Penyebab Perempuan Enggan Mengajukan Pinjaman ke Lembaga Keuangan

Logo Katadata

Minim literasi menyebabkan perempuan cenderung tidak mau mengajukan pinjaman ke penyedia jasa keuangan.Lembaga keuangan lebih mempercayai pengajuan kredit oleh perempuan ketimbang laki-laki. Pemanfaatan data gender membantu penyedia jasa keuangan dalam memetakan dan membuat produk yang sesuai dengan kebutuhan perempuan.

Ada fenomena menarik mengenai minimnya perempuan yang mengajukan pinjaman ke lembaga keuangan. Mereka bukannya tidak menginginkannya, melainkan karena tidak mengerti cara mengajukan kredit. Hal ini terungkap dari hasil riset Amartha pada 2023. 

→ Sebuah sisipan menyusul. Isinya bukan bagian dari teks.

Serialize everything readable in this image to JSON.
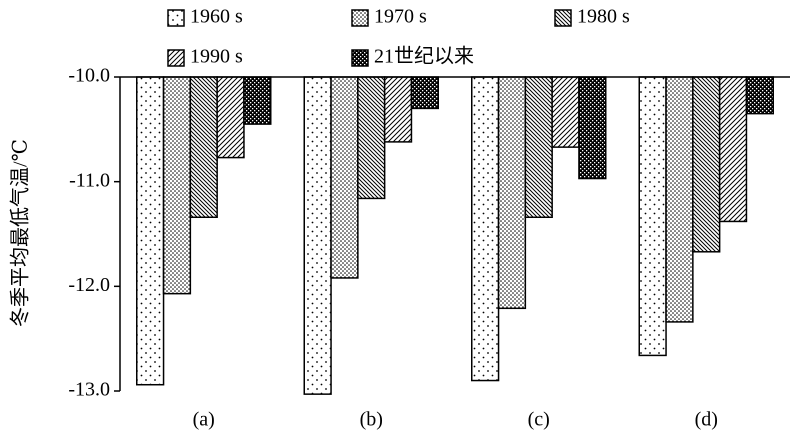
{
  "chart_data": {
    "type": "bar",
    "y_label": "冬季平均最低气温/℃",
    "categories": [
      "(a)",
      "(b)",
      "(c)",
      "(d)"
    ],
    "series": [
      {
        "name": "1960 s",
        "color": "#000000",
        "pattern": "sparse-dots",
        "values": [
          -12.94,
          -13.03,
          -12.9,
          -12.66
        ]
      },
      {
        "name": "1970 s",
        "color": "#000000",
        "pattern": "dense-dots",
        "values": [
          -12.07,
          -11.92,
          -12.21,
          -12.34
        ]
      },
      {
        "name": "1980 s",
        "color": "#000000",
        "pattern": "back-hatch",
        "values": [
          -11.34,
          -11.16,
          -11.34,
          -11.67
        ]
      },
      {
        "name": "1990 s",
        "color": "#000000",
        "pattern": "fwd-hatch",
        "values": [
          -10.77,
          -10.62,
          -10.67,
          -11.38
        ]
      },
      {
        "name": "21世纪以来",
        "color": "#000000",
        "pattern": "checker",
        "values": [
          -10.45,
          -10.3,
          -10.97,
          -10.35
        ]
      }
    ],
    "ylim": [
      -13,
      -10
    ],
    "yticks": [
      {
        "value": -13,
        "label": "-13.0"
      },
      {
        "value": -12,
        "label": "-12.0"
      },
      {
        "value": -11,
        "label": "-11.0"
      },
      {
        "value": -10,
        "label": "-10.0"
      }
    ],
    "grid": false
  }
}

“(Yang tidak mengerti) angkanya lebih tinggi dari laki-laki,” kata Katrina Inandia, Head of Impact and Sustainability Amartha, dalam diskusi “EMPOW(HER): Dengan Data, Mewujudkan Inklusi Keuangan Perempuan yang Merata” yang diselenggarakan Women’s World Banking di Jakarta, pada 20 Maret 2024. 

Padahal, kata dia, pengajuan pinjaman perempuan lebih banyak yang disetujui dibandingkan laki-laki. Kondisi ini sekaligus menunjukkan pentingnya literasi keuangan dan dorongan kepada perempuan untuk memanfaatkan jasa keuangan.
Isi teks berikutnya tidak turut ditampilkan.